In these two sentences I come to know about care about Noah. Because he is running from bullies, I feel immediate sympathy for him. I smile at his voice, at his hyperbolic way of thinking, at his energetic, racing syntax. I also admire my first glimpse of Noah’s vivid way of viewing the world. If Nelson can do this in two sentences, imagine how much I, the reader, care about Noah by page 145 when Jude describes Noah’s new, non-painting personality as “death of the spirit”. I literally gasped. I felt the loss, because I’d been given a chance to feel what Jude was losing. I lost Noah with her.
The Readers’ Job
In one of the final scene of Nameless Novel, one character basically explains the meaning of the entire book, over the course of eight pages. No fair. A book is supposed to be an interaction between the reader and the text. It’s the author’s job to put a story out there. It’s the readers job to react to it. No fair kicking the reader out and taking over that role. A significant thematic line or two placed appropriately? Okay.

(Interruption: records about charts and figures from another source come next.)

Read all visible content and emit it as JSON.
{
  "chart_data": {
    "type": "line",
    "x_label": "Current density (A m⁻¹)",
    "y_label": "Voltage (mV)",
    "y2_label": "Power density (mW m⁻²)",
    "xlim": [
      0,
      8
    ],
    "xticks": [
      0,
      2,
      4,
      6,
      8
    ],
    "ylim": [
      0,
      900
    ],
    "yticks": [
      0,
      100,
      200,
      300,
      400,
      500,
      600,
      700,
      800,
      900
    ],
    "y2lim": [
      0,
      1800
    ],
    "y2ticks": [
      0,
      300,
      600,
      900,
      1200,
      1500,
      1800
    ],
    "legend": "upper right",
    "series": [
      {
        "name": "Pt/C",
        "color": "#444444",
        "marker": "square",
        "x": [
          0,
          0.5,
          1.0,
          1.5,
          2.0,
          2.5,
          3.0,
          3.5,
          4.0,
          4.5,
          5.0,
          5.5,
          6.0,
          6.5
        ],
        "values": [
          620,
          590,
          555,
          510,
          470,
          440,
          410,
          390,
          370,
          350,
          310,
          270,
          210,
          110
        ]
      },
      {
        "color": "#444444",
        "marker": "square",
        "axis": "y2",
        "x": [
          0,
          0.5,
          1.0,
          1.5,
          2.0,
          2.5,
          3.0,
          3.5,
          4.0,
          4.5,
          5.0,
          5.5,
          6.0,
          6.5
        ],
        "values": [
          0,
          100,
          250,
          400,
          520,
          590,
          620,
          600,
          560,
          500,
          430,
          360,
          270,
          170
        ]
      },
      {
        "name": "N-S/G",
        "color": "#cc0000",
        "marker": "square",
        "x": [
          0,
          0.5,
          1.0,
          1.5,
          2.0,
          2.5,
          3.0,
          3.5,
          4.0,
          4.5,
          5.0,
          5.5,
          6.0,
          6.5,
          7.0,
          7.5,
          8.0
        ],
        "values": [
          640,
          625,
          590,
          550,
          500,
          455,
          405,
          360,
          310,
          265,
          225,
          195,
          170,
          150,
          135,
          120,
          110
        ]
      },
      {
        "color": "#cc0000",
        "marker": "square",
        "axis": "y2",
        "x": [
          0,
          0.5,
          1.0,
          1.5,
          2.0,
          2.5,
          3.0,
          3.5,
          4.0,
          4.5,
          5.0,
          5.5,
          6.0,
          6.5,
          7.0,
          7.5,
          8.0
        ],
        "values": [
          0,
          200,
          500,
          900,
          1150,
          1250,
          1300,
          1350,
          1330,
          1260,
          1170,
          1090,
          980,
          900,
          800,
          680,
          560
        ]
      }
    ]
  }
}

But eight pages. It kicks me right out of the story because I have no more thinking to do. And, frankly, it feels disingenuous because in reality nobody shows up to explain the meaning of life.
To be fair, even Nelson dallies with the temptation to moralize at the end of I’ll Give You the Sun, but at least her thematic lines are tied to in-scene action. It’s a little much when Jude rambles on about how maybe we are accumulating new selves all the time, but this is so incredibly overshadowed by action-action-action at all the climactic moments. Jude saws the NoahandJude statue in half. Oscar tackles Noah. Guillermo realizes Dianna is Jude’s mother –not because someone tells him – but because he sees the studies for her statue. This is a novel of secrets revealed, but they are never just disclosed from one character to another, they are revealed through action every time.
I hoped by exploring the contrast between these writers’ approaches I would be able to arrive at some general principle of novel writing that embodies all four of these writing musts:
• Staging characters’ essential discoveries through action achieves the integrity at the core of why we write in the first place.
• Heading directly into the messiest moments at the emotional core of the material results in radically true, reader-changing moments.
• Slowing down and spending the time to develop characters who need each other raises the stakes, heightening the moments when we lose them.
• If you do these things, there won’t be any need for you to explain your book’s meaning in the final chapters because your readers will have lived it.
I think all of this can be summarize by some of the most powerful words a writing teacher ever shared with me. Editor Patti Lee Gauch often says, “Go far enough.” I’ll Give You the Sun is a prime example of a writer going far enough.